The National Age-Groups has now been renamed the National Youth & Junior Championships and from last year the National Closed is now called the Malaysian Championships but very little else has changed.
The National Age-Groups, which has categories for both boys and girls from between 8 to 18 years of age, has a captive audience because it is the main basis for qualification and also right (together with the national rating system) to participate in the many international youth events.
In the case of the National Closed, after first having started with representation through state affiliates, for years now anyone can play; not of course for the prize fund but to get the titles of both Malaysian Champion and National Master as well as qualification to the round-robin Malaysian Masters which is really a glorified selection tournament for the national team.
Why are arguably the two most important national championships — where all can take part — being crammed into one school term break?
The answer is, of course, that it has for a very long time always been about children whose participation and entry fees fund competitions. In fact, over 80 per cent (and sometimes as much as 90) of the participation in both events are made up of the same children.
For some time it was not clear why there was such poor response to the National Junior Championships which directly qualified the winner to represent Malaysia to play in the World Junior and Asian Junior Championships.
After all, this is where the very best talent in the world and Asia respectively take part for a chance to win a title that is considered just second in ranking to that of World Champion and Asian Champion.
I am also a bit surprised at how just five rounds can determine our Malaysian Junior Champions!
The fact that the Zone 3.3 Championships being held in Tagaytay, Philippines has just one Malaysian representative — our No.1 player, 18-year-old Yeoh Li Tian — who as of writing is among the leaders, speaks volumes.
Some of our young players are, of course, not without ambition and we have examples of quite a few, who, and rather surprisingly, keep popping up at various big international open tournaments from time to time to pursue their dreams of becoming an International Master.
While they might have both the personal funds and even a plan to achieve this — often with some foreign-employed coach assisting — it all seems rather ad-hoc.
It has been noted by simply too many that have come into contact with us that in chess, Malaysians like to talk ourselves up but are all too often unable to walk the talk.
Perhaps at our stage as a society, we equate status to having positions and titles, and in chess, it is the same but too often, properly earning them, let alone being able or willing to do the work that comes with the job is a much less important consideration.

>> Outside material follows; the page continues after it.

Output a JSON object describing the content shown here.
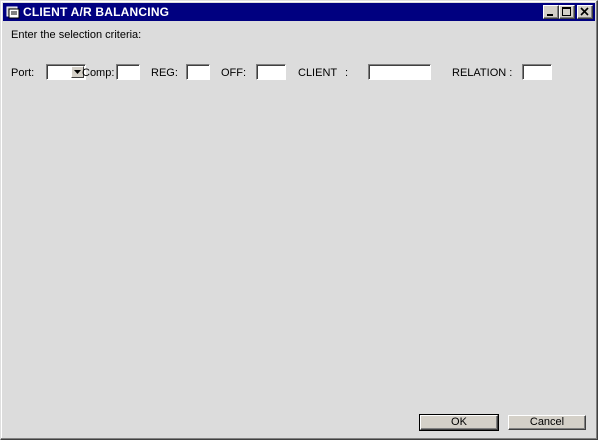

But if we look at the context of the game in Malaysia and especially how children today are simply everything to their parents, the reality is that besides the known benefits like better social interaction, increasing confidence, etc. and the chance to travel to one of the numerous official international youth competitions, even very limited success in chess gives rather tangible rewards locally in terms of CV enhancement which in turn often results in significant rewards such as university scholarships.
Yes, it is all about the children, and their parents... but in a system where real excellence in chess as a sport might not perhaps yet be something we are yet ready for.
* This is the personal opinion of the columnist.